Mariette n’avait pas ses brevets, ni même son certificat d’études, loin de là ! et cette lecture était pour elle un travail laborieux, une affaire d’état ; elle hésitait, elle ânonnait quelquefois, elle estropiait les mots, surtout les noms propres ; cependant elle y mettait toute sa conscience, et, dans les premiers temps, elle ne sautait pas une ligne.

C’est ainsi que les bonnes gens apprenaient sur les batailles et sur les maladies qui décimaient les troupes, des détails que le maître d’école avait passés sous silence.

Aussi chaque courrier leur apportait-il un surcroît d’inquiétudes ; ils se regardaient tristement, et sans qu’ils se fussent rien dit, de grosses larmes coulaient de leurs yeux.

À mesure que les mois s’écoulaient, les inquiétudes du père et de la mère Laurent grandissaient ; leur défiance aussi.
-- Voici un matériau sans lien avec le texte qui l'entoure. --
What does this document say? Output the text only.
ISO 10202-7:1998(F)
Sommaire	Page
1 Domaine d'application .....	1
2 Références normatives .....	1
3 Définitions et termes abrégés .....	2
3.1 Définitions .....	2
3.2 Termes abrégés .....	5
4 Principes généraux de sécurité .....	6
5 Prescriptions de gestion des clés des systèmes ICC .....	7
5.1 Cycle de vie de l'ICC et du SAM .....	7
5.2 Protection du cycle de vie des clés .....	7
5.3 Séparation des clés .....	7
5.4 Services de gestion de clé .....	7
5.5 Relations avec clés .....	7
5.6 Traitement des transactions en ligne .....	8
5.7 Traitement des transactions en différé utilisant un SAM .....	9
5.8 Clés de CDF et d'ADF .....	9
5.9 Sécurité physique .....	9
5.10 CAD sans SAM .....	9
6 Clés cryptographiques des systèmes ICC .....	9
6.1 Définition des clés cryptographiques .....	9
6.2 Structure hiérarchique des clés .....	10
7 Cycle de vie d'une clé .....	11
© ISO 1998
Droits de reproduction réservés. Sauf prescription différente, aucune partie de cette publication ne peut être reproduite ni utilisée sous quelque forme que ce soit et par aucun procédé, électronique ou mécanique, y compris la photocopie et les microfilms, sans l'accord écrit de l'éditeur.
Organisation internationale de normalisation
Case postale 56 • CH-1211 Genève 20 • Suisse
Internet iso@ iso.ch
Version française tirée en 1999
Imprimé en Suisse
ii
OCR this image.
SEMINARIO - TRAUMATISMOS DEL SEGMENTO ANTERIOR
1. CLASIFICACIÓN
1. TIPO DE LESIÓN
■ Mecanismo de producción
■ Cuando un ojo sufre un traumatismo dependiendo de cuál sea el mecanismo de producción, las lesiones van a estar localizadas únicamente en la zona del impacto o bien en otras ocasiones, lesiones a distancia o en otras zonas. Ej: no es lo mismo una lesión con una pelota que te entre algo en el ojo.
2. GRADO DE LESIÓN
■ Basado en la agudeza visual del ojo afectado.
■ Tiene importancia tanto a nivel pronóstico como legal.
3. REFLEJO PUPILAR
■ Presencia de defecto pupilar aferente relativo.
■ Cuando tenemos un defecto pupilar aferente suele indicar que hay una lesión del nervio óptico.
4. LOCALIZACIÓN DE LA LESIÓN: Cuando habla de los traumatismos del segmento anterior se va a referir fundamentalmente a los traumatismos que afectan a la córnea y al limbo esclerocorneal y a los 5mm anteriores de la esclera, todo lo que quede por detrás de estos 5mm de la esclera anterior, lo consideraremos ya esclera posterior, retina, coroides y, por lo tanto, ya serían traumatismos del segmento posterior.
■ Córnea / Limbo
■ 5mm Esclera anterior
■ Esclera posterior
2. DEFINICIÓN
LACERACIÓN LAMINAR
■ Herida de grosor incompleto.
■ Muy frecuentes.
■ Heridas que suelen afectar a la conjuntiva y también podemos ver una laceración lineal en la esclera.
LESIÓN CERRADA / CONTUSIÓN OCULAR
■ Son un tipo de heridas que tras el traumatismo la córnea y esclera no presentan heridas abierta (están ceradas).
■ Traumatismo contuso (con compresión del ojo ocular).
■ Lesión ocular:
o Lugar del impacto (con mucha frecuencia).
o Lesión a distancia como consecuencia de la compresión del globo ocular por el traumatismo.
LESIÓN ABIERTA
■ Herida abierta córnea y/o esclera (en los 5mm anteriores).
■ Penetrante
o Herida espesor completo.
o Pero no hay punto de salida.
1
Ils s’imaginaient toujours qu’on leur cachait quelque chose pour leur Jacquik.

Leur confiance en Mariette elle-même s’émoussait. L’enfant faisait des progrès, elle lisait plus couramment, comprenait mieux l’importance des nouvelles, et craignait peut-être plus qu’autrefois d’inquiéter les deux vieillards.

Qui sait si, agissant comme le maître d’école, elle ne sautait pas les passages les plus importants, et aussi les plus douloureux pour eux !

— À coup sûr, se disaient-ils, Jacquik doit être malade, ou peut-être tué ; on doit, sur l’imprimé, trouver son nom en toutes lettres parmi ceux des morts, et on ne veut pas nous le dire.